Do you know about My Little Pony? It’s great. The show has its own mythology and the central tenet is the six Elements of Harmony. These are six characteristics that, when combined, can change the world for the better. Kindness, generosity, honesty, laughter, loyalty, and magic—these are the tools that the heroines of My Little Pony use to get out of every mess.

We can all agree on that list, right? It’s a good one. What you don’t find is ambition, or aggression, or force of will. This is not a list of traits that are considered masculine. And despite the fact that we hear more and more about “the trouble with boys”—they’re five times more likely to be expelled from school and four time more likely to be diagnosed with learning disorders, and girls score 15 percent higher in “behavior” categories—anything a boy does that seems girly is openly mocked. And that mockery now has tacit approval in Buncombe County.

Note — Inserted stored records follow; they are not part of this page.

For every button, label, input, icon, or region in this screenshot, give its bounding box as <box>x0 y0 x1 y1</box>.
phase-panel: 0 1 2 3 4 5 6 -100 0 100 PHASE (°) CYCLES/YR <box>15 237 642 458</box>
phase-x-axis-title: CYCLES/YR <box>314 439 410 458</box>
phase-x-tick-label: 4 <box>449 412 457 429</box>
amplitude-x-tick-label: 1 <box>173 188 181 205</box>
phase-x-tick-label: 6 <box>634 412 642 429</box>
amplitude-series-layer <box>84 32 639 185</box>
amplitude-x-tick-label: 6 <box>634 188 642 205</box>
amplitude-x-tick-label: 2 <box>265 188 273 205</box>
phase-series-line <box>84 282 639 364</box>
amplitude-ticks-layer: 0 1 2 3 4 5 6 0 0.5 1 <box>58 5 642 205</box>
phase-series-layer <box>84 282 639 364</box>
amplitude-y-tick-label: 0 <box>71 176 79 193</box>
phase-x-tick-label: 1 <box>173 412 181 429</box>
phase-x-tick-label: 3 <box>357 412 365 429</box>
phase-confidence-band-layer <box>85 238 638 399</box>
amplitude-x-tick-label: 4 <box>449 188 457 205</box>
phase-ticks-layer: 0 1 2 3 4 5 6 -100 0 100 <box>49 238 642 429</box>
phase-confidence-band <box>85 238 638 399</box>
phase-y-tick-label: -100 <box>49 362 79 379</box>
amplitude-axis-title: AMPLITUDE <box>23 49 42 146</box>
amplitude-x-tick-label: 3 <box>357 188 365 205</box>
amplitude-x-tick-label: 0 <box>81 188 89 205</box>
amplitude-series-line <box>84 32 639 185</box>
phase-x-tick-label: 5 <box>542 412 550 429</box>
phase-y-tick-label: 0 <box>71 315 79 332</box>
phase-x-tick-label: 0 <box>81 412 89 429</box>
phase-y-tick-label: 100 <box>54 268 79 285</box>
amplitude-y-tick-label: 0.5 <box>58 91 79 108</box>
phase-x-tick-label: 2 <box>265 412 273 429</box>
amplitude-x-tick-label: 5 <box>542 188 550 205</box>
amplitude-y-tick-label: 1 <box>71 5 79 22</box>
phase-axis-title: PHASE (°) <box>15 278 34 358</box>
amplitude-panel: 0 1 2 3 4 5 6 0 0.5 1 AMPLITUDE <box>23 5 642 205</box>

I didn’t make Barnaby wear his Rainbow Dash sweatshirt to school. I’m sad that at 7, he already knows what wearing it would mean. I don’t need him to stand on the front lines. But he wears it at home.

Rainbow Dash is Barnaby’s favorite character mostly because she’s athletic and bold, and he doesn’t really feel like he’s that in his life. There’s an episode of the show called “Read It and Weep,” where Rainbow Dash is laid up in the hospital and she falls in love with reading adventure books. Barnaby was into that because it seemed like she was more like her nerdy friends.

There’s also an episode where a character visits from “Manehattan” and starts bullying the other kids. It turns out that she bullies because she’s being bullied at school herself, and the ponies figured out how to break the cycle by simply being kind. Barnaby loved that episode.